Ce que j’ai aimé : l’ambition. Le cadre de New York, le monde du dating haut de gamme, les exigences superficielles, les checklists de critères chez les clients — tout cela est exploité avec soin. Le contraste entre Harry (Pedro Pascal), l’homme riche aux apparences parfaites, et John (Chris Evans), l’ex petit-ami acteur en galère, crée des moments qui intriguent. Dakota Johnson incarne bien Lucy, la matchmakeuse partagée entre ce qu’elle veut et ce que la société attend d’elle. Visuellement, le film est élégant, les costumes, les décors, la bande sonore, tout ça donne envie.

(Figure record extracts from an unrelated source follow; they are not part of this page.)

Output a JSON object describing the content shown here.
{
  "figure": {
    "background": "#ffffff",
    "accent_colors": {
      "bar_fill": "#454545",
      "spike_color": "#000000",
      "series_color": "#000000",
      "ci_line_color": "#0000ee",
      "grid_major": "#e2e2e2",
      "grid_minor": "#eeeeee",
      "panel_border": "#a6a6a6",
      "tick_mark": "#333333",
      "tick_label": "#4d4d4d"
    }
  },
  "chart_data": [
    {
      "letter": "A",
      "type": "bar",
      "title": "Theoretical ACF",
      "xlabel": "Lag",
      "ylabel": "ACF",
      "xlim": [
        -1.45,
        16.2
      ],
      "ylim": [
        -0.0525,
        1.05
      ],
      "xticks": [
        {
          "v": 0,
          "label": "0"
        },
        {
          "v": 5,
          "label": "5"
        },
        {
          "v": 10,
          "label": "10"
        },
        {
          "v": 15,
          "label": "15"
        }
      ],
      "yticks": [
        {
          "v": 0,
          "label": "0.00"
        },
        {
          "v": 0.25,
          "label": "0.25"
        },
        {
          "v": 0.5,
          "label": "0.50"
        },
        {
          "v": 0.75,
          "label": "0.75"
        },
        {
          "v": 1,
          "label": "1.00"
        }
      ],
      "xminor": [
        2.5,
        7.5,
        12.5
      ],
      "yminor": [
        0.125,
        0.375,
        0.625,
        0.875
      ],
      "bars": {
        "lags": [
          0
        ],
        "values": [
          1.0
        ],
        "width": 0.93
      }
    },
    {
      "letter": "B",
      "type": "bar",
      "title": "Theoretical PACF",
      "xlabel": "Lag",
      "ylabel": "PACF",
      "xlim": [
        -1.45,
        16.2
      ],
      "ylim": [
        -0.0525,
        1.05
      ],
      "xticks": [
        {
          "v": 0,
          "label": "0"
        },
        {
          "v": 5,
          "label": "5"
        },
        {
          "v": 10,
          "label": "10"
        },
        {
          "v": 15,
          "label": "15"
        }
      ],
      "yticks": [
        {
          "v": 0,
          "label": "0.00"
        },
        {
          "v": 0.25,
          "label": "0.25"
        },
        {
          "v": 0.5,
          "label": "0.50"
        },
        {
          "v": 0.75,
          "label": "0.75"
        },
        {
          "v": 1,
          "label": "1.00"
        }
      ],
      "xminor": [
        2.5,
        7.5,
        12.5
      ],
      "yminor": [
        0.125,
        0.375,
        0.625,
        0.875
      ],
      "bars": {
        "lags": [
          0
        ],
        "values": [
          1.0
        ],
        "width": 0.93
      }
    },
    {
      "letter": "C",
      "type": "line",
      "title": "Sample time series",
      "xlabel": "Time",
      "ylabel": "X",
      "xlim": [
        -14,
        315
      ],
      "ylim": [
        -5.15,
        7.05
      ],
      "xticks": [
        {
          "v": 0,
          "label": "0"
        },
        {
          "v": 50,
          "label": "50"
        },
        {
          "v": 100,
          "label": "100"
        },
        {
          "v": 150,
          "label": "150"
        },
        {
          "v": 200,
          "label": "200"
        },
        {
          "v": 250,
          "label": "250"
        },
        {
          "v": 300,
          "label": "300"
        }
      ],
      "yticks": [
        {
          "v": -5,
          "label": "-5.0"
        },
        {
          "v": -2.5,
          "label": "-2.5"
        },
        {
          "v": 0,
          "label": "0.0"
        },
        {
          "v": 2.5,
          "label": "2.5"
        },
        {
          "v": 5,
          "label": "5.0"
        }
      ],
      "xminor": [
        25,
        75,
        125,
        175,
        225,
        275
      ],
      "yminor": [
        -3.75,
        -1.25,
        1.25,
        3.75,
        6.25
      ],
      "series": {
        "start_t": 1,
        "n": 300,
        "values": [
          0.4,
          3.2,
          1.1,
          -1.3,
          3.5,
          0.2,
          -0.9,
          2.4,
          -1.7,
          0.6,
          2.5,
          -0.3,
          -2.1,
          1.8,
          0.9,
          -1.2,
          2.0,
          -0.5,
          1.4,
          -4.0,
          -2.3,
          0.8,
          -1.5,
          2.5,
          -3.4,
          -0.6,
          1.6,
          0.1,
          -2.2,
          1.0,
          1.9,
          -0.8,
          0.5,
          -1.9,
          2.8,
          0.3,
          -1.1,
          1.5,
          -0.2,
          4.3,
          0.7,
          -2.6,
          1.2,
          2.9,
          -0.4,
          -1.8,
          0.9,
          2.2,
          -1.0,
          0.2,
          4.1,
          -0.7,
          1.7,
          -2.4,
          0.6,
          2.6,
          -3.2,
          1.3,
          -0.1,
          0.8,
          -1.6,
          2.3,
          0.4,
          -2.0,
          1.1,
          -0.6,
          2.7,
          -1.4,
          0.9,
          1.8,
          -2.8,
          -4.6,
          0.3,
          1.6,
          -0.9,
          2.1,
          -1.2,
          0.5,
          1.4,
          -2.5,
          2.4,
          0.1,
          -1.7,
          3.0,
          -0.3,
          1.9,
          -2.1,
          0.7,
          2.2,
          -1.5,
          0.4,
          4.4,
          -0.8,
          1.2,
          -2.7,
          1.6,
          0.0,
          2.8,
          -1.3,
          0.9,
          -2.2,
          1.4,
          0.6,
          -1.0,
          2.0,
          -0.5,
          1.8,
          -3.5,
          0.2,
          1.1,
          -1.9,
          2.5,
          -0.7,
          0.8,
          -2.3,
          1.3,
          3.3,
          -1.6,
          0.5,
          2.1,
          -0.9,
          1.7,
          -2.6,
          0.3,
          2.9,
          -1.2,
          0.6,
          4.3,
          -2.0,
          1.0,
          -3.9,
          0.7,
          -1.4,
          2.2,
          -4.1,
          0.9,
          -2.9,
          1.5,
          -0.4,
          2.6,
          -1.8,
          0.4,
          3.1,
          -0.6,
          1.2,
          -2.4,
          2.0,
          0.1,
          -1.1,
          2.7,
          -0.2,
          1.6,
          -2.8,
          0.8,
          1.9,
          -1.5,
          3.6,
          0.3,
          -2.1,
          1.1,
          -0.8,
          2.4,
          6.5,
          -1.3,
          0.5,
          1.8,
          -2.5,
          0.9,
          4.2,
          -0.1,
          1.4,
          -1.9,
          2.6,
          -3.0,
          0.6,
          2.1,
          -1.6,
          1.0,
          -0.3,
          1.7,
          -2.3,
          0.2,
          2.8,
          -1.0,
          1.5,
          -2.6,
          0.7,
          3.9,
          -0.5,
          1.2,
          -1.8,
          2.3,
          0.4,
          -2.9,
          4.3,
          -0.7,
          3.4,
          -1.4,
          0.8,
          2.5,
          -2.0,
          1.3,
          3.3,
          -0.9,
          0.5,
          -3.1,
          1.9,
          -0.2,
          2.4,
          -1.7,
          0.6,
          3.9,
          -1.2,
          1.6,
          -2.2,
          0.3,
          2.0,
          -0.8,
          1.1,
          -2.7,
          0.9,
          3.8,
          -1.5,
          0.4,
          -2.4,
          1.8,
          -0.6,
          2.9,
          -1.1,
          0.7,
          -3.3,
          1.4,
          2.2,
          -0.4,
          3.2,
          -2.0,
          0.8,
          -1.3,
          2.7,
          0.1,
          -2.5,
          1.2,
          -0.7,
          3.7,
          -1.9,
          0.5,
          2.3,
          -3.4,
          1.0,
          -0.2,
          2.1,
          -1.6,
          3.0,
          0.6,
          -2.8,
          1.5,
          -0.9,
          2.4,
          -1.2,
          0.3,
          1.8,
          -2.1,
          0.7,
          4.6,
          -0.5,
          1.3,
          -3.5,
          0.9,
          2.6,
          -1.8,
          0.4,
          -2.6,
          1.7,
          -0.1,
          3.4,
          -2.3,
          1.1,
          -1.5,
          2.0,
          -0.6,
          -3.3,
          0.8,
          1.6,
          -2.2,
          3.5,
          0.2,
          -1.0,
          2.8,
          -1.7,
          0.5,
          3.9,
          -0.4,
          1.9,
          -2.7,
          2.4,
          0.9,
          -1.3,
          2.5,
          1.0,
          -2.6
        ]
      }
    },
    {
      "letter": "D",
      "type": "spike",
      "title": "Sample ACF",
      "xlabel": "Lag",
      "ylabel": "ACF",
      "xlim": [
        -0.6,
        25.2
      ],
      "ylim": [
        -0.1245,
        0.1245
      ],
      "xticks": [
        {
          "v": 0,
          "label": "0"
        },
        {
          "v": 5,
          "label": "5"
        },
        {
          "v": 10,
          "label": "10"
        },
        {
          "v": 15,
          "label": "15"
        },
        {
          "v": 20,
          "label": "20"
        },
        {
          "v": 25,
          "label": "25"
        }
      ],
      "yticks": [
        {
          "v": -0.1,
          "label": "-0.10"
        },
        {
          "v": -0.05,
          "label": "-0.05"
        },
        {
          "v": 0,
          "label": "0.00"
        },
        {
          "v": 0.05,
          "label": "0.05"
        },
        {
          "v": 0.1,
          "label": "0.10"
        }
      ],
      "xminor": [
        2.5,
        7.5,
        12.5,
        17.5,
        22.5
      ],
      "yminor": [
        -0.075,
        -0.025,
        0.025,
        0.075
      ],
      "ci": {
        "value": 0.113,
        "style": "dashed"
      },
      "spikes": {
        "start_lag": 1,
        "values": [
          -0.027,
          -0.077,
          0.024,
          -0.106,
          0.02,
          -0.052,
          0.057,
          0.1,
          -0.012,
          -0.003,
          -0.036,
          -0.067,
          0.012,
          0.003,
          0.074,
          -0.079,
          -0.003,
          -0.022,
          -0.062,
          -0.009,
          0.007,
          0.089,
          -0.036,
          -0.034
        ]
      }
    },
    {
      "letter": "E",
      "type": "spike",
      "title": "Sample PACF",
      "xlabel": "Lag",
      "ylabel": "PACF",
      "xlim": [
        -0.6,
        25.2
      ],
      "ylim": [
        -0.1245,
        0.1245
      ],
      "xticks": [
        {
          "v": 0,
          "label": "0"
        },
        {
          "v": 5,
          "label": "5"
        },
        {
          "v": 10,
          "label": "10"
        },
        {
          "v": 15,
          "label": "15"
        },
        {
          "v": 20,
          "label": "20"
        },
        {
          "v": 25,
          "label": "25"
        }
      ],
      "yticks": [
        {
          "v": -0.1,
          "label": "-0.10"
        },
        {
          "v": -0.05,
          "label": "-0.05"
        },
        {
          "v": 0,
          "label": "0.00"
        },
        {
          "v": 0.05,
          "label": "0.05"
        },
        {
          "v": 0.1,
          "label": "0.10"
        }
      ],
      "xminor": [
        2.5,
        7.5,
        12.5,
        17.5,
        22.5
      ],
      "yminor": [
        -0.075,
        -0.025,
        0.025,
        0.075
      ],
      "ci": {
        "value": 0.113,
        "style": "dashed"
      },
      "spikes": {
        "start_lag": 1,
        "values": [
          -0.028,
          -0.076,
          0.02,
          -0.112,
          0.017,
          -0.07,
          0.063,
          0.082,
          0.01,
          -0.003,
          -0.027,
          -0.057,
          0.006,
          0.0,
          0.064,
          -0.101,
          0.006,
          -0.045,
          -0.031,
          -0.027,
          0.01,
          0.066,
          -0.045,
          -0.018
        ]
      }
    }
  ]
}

On sent le souci du détail, parfois même de poésie, dans les lumières, les plans, les silences.
Mais voilà où le bât blesse : le film est prévisible, trop sage. Le triangle amoureux ne surprend jamais vraiment, on devine la fin assez tôt. Beaucoup de scènes sont des redondances : on passe du match making, à la soirée, au doute, au retour vers John… et ça recommence. L’humour n’est pas assez fort, les dialogues parfois lisses, sans creux émotionnel qui saisit. On reste à la surface, surtout dans le cœur du personnage Lucy : on comprend ses conflits, mais on ne les ressent pas suffisamment. Le film voudrait être une satire moderne du romantisme, de l’amour marchand, mais il ne pousse pas assez loin ses idées. Par moments, ça sèche sous le vernis glamour.